Golden-eye (Anas clangula, Linn.; Le Garrot, Buff.) s.
The weight of this species varies from twenty-six ounces to two pounds. The length is nineteen inches, and the breadth thirty-one. The bill is bluish-black, short, thick, and elevated at the base; the head large, slightly crested, and black, or rather of a glossy bottle-green, with violet reflections; a large white spot is placed on the space on each side between the corners of the mouth and the eyes, the irides of which are of a golden-yellow; the throat, and a small portion of the upper part of the neck, are of a sooty or velvet-black; the lower, to the shoulders, the breast, belly, and vent, white; but some of the side-feathers, and those which cover the thighs, are tipped with black; the scapulars white and deep black; of the latter colour are also the adjoining long tertial feathers, and those on the greater part of the back; the first fourteen primary quills, with all the outside edge of the wing, including the ridge and a portion of the coverts, are brownish black; the middle part of the wing is white, crossed by a narrow black stripe, which is formed by the tips of the lesser coverts; tail dark, hoary brown; legs short, of a reddish yellow colour, with the webs dusky; the inner and hinder toes are furnished with lateral webs; on the latter these webs are large and flapped. Willoughby says, “the windpipe hath a labyrinth at the divarication, and besides, above swells out into a belly or puff-like cavity.”

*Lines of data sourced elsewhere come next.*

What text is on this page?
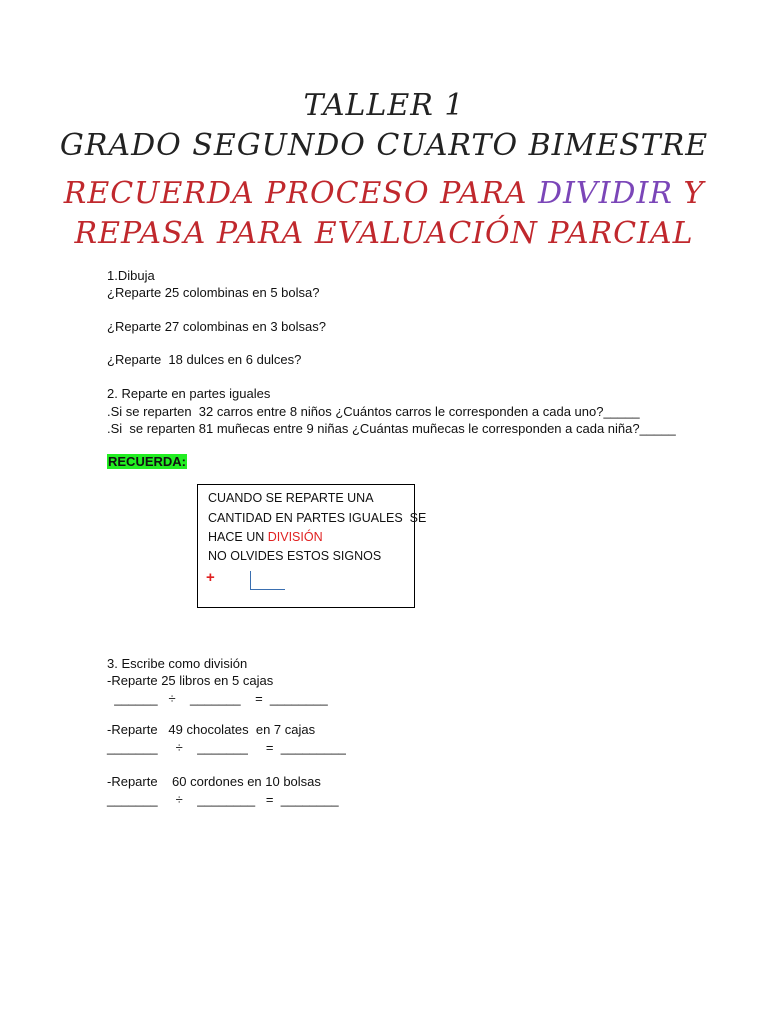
TALLER 1
GRADO SEGUNDO CUARTO BIMESTRE
RECUERDA PROCESO PARA DIVIDIR Y
REPASA PARA EVALUACIÓN PARCIAL
1.Dibuja
¿Reparte 25 colombinas en 5 bolsa?
¿Reparte 27 colombinas en 3 bolsas?
¿Reparte  18 dulces en 6 dulces?
2. Reparte en partes iguales
.Si se reparten  32 carros entre 8 niños ¿Cuántos carros le corresponden a cada uno?_____
.Si  se reparten 81 muñecas entre 9 niñas ¿Cuántas muñecas le corresponden a cada niña?_____
RECUERDA:
CUANDO SE REPARTE UNA
CANTIDAD EN PARTES IGUALES  SE
HACE UN DIVISIÓN
NO OLVIDES ESTOS SIGNOS
+
3. Escribe como división
-Reparte 25 libros en 5 cajas
______   ÷    _______    =  ________
-Reparte   49 chocolates  en 7 cajas
_______     ÷    _______     =  _________
-Reparte    60 cordones en 10 bolsas
_______     ÷    ________   =  ________
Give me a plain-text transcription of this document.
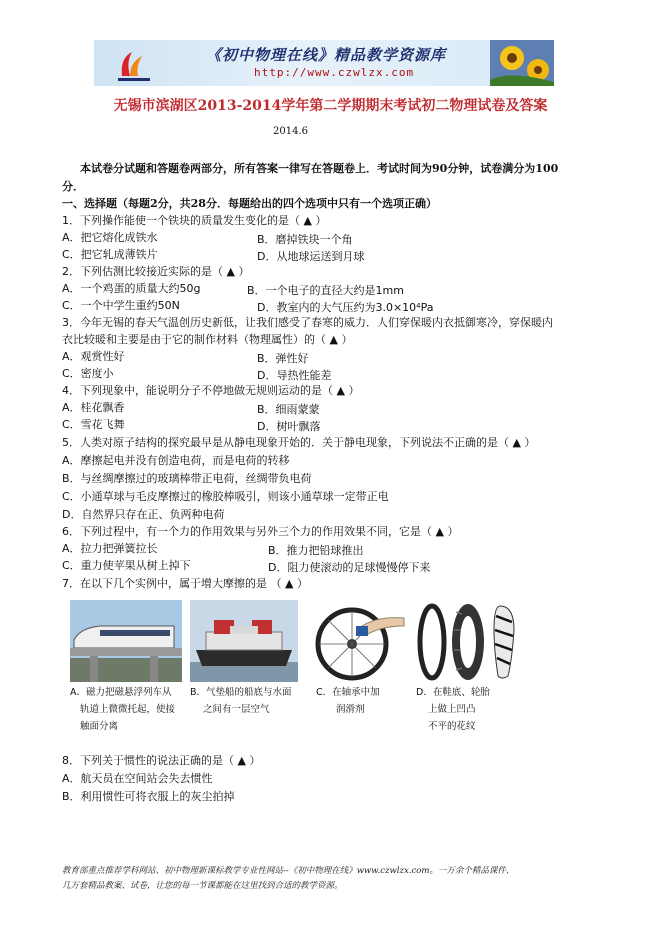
《初中物理在线》精品教学资源库
http://www.czwlzx.com
无锡市滨湖区2013-2014学年第二学期期末考试初二物理试卷及答案
2014.6
本试卷分试题和答题卷两部分，所有答案一律写在答题卷上．考试时间为90分钟，试卷满分为100
分．
一、选择题（每题2分，共28分．每题给出的四个选项中只有一个选项正确）
1．下列操作能使一个铁块的质量发生变化的是（ ▲ ）
A．把它熔化成铁水	B．磨掉铁块一个角
C．把它轧成薄铁片	D．从地球运送到月球
2．下列估测比较接近实际的是（ ▲ ）
A．一个鸡蛋的质量大约50g	B．一个电子的直径大约是1mm
C．一个中学生重约50N	D．教室内的大气压约为3.0×10⁴Pa
3．今年无锡的春天气温创历史新低，让我们感受了春寒的威力．人们穿保暖内衣抵御寒冷，穿保暖内
衣比较暖和主要是由于它的制作材料（物理属性）的（ ▲ ）
A．观赏性好	B．弹性好
C．密度小	D．导热性能差
4．下列现象中，能说明分子不停地做无规则运动的是（ ▲ ）
A．桂花飘香	B．细雨蒙蒙
C．雪花飞舞	D．树叶飘落
5．人类对原子结构的探究最早是从静电现象开始的．关于静电现象，下列说法不正确的是（ ▲ ）
A．摩擦起电并没有创造电荷，而是电荷的转移
B．与丝绸摩擦过的玻璃棒带正电荷，丝绸带负电荷
C．小通草球与毛皮摩擦过的橡胶棒吸引，则该小通草球一定带正电
D．自然界只存在正、负两种电荷
6．下列过程中，有一个力的作用效果与另外三个力的作用效果不同，它是（ ▲ ）
A．拉力把弹簧拉长	B．推力把铅球推出
C．重力使苹果从树上掉下	D．阻力使滚动的足球慢慢停下来
7．在以下几个实例中，属于增大摩擦的是 （ ▲ ）
A．磁力把磁悬浮列车从
轨道上微微托起，使接
触面分离
B．气垫船的船底与水面
之间有一层空气
C．在轴承中加
润滑剂
D．在鞋底、轮胎
上做上凹凸
不平的花纹
8．下列关于惯性的说法正确的是（ ▲ ）
A．航天员在空间站会失去惯性
B．利用惯性可将衣服上的灰尘拍掉
教育部重点推荐学科网站、初中物理新课标教学专业性网站--《初中物理在线》www.czwlzx.com。一万余个精品课件、
几万套精品教案、试卷，让您的每一节课都能在这里找到合适的教学资源。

These birds do not congregate in large flocks, nor are they numerous on the British shores, or on the lakes in the interior. They are late in taking their departure northward in the spring, the specimens before mentioned being shot in April. In their flight they make they air whistle with the vigorous quick strokes of their wings; they are excellent divers, and seldom set foot on the shore, upon which, it is said, they walk with great apparent difficulty, and, except in the breeding season, only repair to it for the purpose of taking their repose.
The attempts which were made by M. Baillon to domesticate these birds, he informs the Count de Buffon, quite failed of success.
An extraordinary occurrence took place, March, 1810, near Drumburgh, a fisherman, placed a flounder-net in the river Eden, which is subject to the flux and reflux of the tide, and on his returning to take up his net, instead of finding fish, he found it loaded with wild ducks; during his absence, a fleet of these birds had alighted below the net, and on the flowing of the tide, were carried, from the contraction of the channel, with great impetuosity into the net, and were drowned. He caught one hundred and seventy golden-eyed wild ducks, supposed to be from the Orkneys, as very rarely any of that species frequent that part of the country.—Bewick.
Golden Oriole (Oriolus galbula, Linn.), s.
This is the only species ever found in England, a few instances of which only are on record. It is about the size of a blackbird: length nine inches and a half. The bill is brownish red; irides red. General colour of the plumage fine golden yellow; between the bill and eye a streak of black; the wings black, marked here and there with yellow, and a patch of the same in the middle of the wing; the two middle feathers of the tail are black, inclining to olive at the base, the very tips yellow; the base half of the others black, the rest yellow; legs lead-colour; claws black.
The female is of a dull greenish brown in those parts where the male is black. Wings dusky; tail dirty green; all but the two middle feathers yellowish white at the ends.